Mülheim. Im Naturbad Mülheim endet ein grausiger Sommer: extrem wenige Öffnungstage, teure Hochwasserschäden. Sorgen und Hoffnung beim Styrumer Team.
Das Styrumer Naturbad verabschiedet sich verfrüht in die Herbst- und Winterpause. Das Team bedauert es nicht. Zwei gravierende Zwischenfälle haben die Saison verdorben, das Bad hatte extrem wenige Öffnungstage. Auf einem Zettel, der jetzt am Kassenhäuschen hängt, heißt es: „Es gibt Schlimmeres als das vorzeitige Ende eines Katastrophen-Jahres und wir lünkern schon mal vorsichtig Richtung 2022...“
Mülheimer Naturbad ist seit 12. September geschlossen
Letzter Öffnungstag war der Sonntag, 12. September. Eine Handvoll Badegäste hatte die Anlage für sich, zwei Familien, eine Einzelperson. Am folgenden Tag waren die Wasserwerte suboptimal und die Wetteraussichten schlecht, so dass es für Badleiter Dustin Radde keinen Sinn hatte, wie üblich bis Ende September durchzuziehen.
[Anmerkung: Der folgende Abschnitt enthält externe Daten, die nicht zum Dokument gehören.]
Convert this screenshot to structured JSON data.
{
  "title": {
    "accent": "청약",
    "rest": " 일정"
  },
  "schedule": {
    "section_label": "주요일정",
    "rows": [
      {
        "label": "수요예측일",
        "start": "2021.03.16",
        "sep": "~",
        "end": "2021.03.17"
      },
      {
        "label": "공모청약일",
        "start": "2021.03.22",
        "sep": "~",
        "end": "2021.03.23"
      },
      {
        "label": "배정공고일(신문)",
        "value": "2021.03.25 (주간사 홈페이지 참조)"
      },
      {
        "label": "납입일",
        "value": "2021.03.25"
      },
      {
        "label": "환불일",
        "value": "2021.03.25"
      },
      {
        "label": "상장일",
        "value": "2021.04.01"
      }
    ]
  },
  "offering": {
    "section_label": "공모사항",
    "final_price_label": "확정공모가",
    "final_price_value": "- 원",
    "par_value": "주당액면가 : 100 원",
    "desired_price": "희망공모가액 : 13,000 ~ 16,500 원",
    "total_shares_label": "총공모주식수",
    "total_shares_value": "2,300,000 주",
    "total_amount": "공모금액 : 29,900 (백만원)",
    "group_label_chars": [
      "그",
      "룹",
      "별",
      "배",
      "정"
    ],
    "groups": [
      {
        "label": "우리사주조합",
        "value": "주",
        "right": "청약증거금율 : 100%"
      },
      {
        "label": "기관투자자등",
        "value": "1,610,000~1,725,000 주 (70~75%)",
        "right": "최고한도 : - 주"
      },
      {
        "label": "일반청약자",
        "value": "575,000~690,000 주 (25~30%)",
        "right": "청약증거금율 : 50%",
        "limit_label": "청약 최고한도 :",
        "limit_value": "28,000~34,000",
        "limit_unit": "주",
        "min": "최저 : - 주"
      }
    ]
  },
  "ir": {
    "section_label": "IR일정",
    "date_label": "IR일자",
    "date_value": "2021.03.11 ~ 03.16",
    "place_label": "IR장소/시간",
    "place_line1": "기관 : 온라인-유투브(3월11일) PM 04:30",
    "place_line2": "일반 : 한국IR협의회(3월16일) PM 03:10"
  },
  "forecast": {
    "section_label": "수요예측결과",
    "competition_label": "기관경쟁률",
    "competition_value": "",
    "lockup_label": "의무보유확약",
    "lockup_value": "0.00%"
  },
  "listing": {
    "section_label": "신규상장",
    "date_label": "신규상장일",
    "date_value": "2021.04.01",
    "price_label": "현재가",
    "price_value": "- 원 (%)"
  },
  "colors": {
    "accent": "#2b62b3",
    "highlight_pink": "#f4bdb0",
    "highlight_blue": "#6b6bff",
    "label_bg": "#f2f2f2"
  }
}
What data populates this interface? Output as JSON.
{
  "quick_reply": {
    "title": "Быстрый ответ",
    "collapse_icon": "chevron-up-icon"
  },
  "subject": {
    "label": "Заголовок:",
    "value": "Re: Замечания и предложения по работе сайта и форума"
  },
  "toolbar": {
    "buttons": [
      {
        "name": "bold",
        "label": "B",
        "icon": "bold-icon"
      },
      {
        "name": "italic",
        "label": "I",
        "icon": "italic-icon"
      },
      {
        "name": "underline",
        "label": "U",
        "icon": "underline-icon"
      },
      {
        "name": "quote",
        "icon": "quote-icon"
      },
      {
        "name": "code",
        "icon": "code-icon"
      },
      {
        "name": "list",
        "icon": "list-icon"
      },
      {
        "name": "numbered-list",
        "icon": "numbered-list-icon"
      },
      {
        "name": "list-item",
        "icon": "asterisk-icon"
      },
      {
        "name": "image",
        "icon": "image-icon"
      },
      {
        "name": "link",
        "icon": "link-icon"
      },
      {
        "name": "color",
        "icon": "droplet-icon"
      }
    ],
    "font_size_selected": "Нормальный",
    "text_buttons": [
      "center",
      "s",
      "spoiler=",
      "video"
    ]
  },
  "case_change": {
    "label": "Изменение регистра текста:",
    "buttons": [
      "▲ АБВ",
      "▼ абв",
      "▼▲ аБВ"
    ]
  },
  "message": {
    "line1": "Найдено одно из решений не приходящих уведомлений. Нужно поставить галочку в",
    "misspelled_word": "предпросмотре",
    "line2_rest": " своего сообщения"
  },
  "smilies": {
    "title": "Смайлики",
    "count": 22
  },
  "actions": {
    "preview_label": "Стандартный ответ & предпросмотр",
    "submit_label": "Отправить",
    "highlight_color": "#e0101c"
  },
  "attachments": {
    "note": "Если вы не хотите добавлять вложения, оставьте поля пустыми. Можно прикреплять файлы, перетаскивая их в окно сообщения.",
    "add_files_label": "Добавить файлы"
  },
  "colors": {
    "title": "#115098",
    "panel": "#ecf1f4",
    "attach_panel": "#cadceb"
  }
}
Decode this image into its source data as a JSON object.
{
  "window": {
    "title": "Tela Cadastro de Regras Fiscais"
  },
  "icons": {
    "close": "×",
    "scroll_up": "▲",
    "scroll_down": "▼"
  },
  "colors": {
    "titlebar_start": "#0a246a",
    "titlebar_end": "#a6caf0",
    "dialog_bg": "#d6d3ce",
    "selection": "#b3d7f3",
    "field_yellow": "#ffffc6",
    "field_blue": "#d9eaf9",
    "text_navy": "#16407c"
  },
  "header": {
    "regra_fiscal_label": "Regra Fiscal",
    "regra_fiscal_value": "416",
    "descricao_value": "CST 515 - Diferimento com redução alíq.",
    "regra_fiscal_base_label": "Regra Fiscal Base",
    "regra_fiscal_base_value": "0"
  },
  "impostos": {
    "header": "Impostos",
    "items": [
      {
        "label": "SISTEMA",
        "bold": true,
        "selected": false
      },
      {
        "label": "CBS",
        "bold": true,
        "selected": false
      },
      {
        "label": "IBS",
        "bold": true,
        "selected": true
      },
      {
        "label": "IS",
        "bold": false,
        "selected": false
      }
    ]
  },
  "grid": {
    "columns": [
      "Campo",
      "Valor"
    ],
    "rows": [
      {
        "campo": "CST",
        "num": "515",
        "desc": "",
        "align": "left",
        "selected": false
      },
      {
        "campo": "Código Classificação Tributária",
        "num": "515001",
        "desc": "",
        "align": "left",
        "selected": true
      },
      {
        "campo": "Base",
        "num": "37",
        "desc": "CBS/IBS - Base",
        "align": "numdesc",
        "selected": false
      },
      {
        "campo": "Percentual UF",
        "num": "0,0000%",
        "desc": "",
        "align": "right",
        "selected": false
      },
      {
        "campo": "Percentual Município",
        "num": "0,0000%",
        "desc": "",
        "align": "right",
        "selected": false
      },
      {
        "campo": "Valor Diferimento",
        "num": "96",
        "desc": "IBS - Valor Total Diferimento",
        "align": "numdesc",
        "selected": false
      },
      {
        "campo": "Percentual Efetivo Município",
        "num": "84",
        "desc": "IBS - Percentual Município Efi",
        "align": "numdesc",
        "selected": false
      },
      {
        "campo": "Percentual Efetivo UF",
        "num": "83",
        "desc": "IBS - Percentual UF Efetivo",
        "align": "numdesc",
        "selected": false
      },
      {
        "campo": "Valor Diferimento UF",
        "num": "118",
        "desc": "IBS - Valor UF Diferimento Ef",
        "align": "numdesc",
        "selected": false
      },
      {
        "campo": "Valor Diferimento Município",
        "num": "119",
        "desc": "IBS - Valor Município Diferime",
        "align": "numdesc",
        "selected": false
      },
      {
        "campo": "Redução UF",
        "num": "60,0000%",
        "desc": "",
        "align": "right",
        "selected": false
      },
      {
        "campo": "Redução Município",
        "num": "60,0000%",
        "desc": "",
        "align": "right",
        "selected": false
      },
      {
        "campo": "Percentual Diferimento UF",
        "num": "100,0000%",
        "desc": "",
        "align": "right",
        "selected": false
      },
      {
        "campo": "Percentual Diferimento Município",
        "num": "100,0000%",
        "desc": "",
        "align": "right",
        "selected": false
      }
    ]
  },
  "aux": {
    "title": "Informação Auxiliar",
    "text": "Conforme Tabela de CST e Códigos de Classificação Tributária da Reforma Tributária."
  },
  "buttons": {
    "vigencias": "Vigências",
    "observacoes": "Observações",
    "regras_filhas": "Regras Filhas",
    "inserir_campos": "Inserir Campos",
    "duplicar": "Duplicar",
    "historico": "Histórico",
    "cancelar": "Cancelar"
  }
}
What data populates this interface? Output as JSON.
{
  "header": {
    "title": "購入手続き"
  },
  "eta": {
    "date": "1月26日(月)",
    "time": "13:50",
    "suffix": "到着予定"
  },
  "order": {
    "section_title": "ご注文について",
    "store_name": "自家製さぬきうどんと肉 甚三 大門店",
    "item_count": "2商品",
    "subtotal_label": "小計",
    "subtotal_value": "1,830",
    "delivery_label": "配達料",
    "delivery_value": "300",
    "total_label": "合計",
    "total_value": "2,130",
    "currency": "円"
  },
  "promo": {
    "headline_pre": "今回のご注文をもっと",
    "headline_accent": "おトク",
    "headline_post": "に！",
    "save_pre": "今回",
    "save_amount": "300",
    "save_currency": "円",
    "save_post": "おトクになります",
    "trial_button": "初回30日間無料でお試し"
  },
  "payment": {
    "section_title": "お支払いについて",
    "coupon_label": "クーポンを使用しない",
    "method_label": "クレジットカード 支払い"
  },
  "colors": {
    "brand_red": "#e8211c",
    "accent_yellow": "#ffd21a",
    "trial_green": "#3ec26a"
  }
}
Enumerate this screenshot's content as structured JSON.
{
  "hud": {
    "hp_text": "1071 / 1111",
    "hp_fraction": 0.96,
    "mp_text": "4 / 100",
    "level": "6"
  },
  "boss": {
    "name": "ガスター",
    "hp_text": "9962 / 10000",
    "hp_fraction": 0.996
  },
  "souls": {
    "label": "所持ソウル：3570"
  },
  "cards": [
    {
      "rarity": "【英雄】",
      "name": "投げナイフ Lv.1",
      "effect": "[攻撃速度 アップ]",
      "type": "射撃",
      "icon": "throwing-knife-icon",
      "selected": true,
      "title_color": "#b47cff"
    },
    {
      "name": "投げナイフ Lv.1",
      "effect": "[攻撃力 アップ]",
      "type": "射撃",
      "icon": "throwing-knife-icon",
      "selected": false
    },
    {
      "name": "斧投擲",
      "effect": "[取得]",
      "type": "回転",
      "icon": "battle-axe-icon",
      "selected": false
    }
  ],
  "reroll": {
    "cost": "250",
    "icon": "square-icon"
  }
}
Wennmann-Bad: „Sommer noch nicht vorbei“
Auch im Friedrich-Wennmann-Bad gab es eine deutlich verkürzte Freibadsaison - es durfte nach langem Lockdown erst am 1. Juni öffnen.
Anfangs war nur Open-Air-Betrieb mit geöffnetem Dach erlaubt. Die Badegäste mussten Zeitblöcke buchen. Mittlerweile sind diese Vorschriften gelockert, es gilt die 3G-Regelung.
Bisher liegen die Besucherzahlen im Heißener Bad über denen von 2020, berichtet Andreas Wildoer, Geschäftsführer der SWiMH gGmbH. Bis dato wurden rund 24.000 Badegäste gezählt, im vergleichbaren Zeitraum des Vorjahres kamen rund 19.000 Leute.
Das Dach war bislang an 60 Tagen geöffnet. Zu Beginn der Sommerferien musste es zehn Tage geschlossen bleiben, weil zwei Antriebsmotoren kaputt waren.
„Für uns ist der Sommer aber noch nicht vorbei“, sagt Wildoer. Er hoffe auf warme Tage im Oktober. Bei Temperaturen ab 22 Grad werde das Schiebedach nachmittags aufgefahren.
Insgesamt haben in dieser Saison, die wegen des Lockdowns erst verspätet am 6. Juni begann, nur rund 6900 Besucher den Weg in das Styrumer Freibad gefunden. So viele zieht es sonst in einer einzigen hitzigen Woche an. Im Vorjahr, auch schon unter Corona-Bedingungen, kamen knapp 17.000 Leute. „Wir dachten schon, das wäre die absolut niedrigste Zahl“, sagt Radde. Nun noch einmal 10.000 weniger, das ist hart. Der beste Besuchstag war einer der letzten: Am 8. September strömten fast 700 Menschen auf die Wiesen.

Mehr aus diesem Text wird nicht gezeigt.